Combining historical analysis with socio-ethnographic approaches, this project traces the evolution of the use and conservation of crop diversity from the Green Revolution to date. The historical perspective is mainly based on the archives of the Rockefeller Foundation, which include the Ford Foundation projects. The fieldwork concentrates on two staple crops (maize and rice) and three International Agricultural Research Centers in Mexico, the Philippines and China.
The first goal is to study the history of plant breeding in relationship with plant genetic resources conservation. The second goal is to identify what made competing approaches either dominant or marginal. The overall aim is to contribute to foster the use of agrobiodiversity in food systems, connecting conservation efforts with evolutionary plant breeding and participatory approaches.
This project is funded by a Future Food Initiative fellowship.

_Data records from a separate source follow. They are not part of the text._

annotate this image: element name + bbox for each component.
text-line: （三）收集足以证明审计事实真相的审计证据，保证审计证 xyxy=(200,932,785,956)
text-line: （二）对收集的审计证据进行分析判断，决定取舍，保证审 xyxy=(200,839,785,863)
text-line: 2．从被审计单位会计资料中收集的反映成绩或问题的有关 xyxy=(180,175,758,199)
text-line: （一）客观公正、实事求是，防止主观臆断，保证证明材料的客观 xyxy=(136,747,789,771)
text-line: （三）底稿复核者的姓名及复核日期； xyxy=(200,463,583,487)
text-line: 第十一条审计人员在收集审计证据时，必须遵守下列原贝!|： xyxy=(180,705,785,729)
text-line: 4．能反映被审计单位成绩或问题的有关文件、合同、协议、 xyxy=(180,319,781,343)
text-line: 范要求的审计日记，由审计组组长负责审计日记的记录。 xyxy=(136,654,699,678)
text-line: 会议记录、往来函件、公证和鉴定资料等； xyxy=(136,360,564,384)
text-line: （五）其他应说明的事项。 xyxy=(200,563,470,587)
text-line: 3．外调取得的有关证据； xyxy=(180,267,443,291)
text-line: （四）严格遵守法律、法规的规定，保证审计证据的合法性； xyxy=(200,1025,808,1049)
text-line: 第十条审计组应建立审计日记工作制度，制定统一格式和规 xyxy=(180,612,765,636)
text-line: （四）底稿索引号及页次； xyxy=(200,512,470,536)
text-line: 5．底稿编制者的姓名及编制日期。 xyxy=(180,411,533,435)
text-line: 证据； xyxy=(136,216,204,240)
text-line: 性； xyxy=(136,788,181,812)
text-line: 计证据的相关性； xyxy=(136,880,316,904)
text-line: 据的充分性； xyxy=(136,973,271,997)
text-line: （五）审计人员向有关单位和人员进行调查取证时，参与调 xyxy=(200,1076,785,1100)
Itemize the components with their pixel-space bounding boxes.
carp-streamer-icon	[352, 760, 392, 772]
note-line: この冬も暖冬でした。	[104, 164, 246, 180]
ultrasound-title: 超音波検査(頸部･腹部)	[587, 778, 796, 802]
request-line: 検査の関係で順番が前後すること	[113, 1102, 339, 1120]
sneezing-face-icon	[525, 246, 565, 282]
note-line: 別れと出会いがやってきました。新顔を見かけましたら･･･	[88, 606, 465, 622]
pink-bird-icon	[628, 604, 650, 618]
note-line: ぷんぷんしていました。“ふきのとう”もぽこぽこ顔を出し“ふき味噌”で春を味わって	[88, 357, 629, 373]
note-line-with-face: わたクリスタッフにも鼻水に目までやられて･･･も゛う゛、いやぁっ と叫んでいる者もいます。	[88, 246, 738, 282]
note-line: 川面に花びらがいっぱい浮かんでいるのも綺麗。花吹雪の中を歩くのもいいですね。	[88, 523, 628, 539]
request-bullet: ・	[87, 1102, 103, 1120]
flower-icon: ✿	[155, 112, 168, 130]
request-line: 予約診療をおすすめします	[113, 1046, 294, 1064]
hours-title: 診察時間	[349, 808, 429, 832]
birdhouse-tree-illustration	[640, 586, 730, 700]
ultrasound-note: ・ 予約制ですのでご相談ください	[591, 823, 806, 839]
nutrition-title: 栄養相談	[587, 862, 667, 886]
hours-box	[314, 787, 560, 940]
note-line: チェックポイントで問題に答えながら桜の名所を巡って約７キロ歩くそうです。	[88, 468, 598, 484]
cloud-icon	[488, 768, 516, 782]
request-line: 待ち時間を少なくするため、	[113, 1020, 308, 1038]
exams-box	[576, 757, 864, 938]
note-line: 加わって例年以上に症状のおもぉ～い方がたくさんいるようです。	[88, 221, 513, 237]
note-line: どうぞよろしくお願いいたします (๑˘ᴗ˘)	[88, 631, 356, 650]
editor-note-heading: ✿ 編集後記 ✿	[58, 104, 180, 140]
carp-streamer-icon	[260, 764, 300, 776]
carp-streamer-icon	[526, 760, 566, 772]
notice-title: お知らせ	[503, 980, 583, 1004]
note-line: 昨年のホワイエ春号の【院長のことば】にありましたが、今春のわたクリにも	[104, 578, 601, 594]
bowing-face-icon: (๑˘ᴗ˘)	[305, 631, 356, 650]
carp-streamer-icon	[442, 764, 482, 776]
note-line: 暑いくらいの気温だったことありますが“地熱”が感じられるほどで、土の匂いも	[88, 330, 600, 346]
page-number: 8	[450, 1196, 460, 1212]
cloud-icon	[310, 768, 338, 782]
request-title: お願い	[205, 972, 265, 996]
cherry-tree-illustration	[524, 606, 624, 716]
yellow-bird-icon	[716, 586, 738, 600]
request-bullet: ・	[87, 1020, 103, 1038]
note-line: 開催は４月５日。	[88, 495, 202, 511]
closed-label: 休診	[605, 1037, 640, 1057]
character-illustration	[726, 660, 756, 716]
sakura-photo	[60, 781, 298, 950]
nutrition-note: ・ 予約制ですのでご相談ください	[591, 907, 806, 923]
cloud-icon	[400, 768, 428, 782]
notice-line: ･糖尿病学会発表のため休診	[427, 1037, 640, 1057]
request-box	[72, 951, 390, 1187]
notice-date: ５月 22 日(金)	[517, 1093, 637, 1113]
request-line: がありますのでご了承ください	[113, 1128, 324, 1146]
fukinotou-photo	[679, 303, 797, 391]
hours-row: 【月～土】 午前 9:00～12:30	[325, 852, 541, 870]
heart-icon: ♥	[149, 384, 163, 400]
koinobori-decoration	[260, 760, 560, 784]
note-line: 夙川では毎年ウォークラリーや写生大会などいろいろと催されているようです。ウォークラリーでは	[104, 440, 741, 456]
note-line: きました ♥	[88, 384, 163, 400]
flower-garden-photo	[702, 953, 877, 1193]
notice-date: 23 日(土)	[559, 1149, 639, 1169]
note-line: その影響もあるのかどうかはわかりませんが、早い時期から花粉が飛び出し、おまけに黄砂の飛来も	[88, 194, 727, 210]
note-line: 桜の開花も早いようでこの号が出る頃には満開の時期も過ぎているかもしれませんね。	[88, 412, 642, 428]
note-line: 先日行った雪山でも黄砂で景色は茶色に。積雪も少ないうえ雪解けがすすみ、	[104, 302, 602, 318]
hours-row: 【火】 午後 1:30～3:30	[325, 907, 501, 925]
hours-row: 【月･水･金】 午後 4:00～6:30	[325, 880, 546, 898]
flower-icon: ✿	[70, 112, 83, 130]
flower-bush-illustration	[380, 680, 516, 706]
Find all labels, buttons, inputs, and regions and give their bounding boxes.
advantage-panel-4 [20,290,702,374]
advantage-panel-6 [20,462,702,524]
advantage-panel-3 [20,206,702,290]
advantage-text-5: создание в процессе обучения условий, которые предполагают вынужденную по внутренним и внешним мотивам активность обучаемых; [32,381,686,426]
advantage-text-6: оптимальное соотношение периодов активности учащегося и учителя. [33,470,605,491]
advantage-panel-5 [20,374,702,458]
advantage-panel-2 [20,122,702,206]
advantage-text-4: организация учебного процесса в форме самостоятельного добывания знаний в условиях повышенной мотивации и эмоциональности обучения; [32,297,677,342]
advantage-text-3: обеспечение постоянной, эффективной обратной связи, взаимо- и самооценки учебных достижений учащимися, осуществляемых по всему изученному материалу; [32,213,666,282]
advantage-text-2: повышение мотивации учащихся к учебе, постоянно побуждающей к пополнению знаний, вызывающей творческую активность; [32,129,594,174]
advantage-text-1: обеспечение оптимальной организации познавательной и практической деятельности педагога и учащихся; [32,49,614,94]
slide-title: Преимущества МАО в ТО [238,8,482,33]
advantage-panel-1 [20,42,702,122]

When and why did copyright and patents emerge? How did artistic creations and technological inventions become objects of property? What kind of new social contracts did different countries and cultures build to accommodate the rise of intellectual property? Beyond legislation and jurisprudence, what kind of discursive, material and mediatic practices have shaped the evolution of intellectual property? How have copyright and especially patents shaped what it means to do science and engineering? These questions are at the core of an investigation that looks at the longue durée history of intellectual property, from the eighteenth century to today.
How did lay citizens become involved in the production of scientific knowledge? Where does this movement fit in the broader history of public participation in science? How did the rise of the “amateur” redefine expertise in a democratic society? And who are these “citizen scientists” today? These are some of the questions that this project on the transformations of public participation in science addresses, in collaboration with the research team led by Prof. Bruno J. Strasser at the University of Geneva.
Locomotive engines plumed with steam and smoke are an icon of nineteenth century industrialisation, an aesthetic subject for the artists. During almost a century and a half, they have also been a source of nuisances and the subject of many complaints and legal conflicts, most of them about black smoke emission. Multiple factors increased the problem throughout the period, to the point locomotives were acknowledged as a major contributor to urban atmospheric pollution.
The project will take the smoke example to discuss the railway industry as a polluting industry, with energetic micro transitions having multi-scale consequences on its environment from mere inconveniences to a public health problem. It will compare smoke abatement solutions circulating between different national spaces in Northwestern Europe (Belgium, France and the UK), from legislation and regulatory constraints to technological and managerial innovation, and evaluate their efficiency by confronting official sources to the complaints archived from railway neighbors and workers.
Data science as a discipline located at the interface between statistics and computer science, is increasingly becoming part of administration practices at all levels of government. Driven by the ever-growing scale of data collection and processing, the emergence of data science requires new kinds of expertise and new kinds of infrastructures. This project aims to study the development of data science practices in the context of public administration through an ethnographic approach. It will investigate the technical practices of quantification and their constitution through social interactions and organizational dynamics, with a focus on Switzerland.
Digital growth and optimization is often depicted in the general public as weightless and non-materially situated: disembodied from our earth and its circuits of raw minerals extraction, purification and assemblage. Taking the counterpoint of such rhetorical tropes, my thesis will map the environmentally situated practices of computing by zooming-in at the level of the Graphical Processing Unit (GPU): the ubiquitous and critical computer chip accelerator required to power our actual digital landscape driven by energy intensive processes ranging artificial intelligence to 3D immersive environments. To this end, this research work will inquire about these environmental human practices of computing by focusing on two socio-technical contexts where computing and the environment intertwine: 1) GPU thermal optimization through overclocking and 2) informal recycling of the GPU metal debris located in the electronic waste landfill of Agbogbloshie, Ghana. As a research-through-design PhD, it will also address these environmentally situated practices by combining academic research and fieldwork with hands-on critical and speculative design projects: inquiring about the ecological infrastructure of computing at the level of the materiality of the GPU itself. In opposition to these internet discourses, such hybrid inquiries will be foundational in order to address, map and speculate in an open-ended way about the past, present and near-future intersections and connection between computing power and our earth processes and materials.
Although it was common for inventors and manufacturers to take out patents in many foreign countries already in the early nineteenth century, industrial property only started to be internationally institutionalized with the Union of Paris in 1883, which sought to harmonize very diverse patent legislations. Before this process (provisionally) culminated with the advent of modern intellectual property management under the World Intellectual Property Organization, which was founded in 1973, various interest and power claims clashed and competed, in a period that witnessed extensive technical evolution, tremendous changes in the international economic and politic order, and two world wars. This project aims at understanding the history of the internationalization of industrial property by looking at the intense debates and rule-making that took place between ca. 1883 and 1970 in the specific arena gathering public and private international organizations, industry lobbyists and prominent nation-states such as France, Germany, Great Britain, and the USA.
This project is funded by the Swiss National Science Foundation (grant 207571).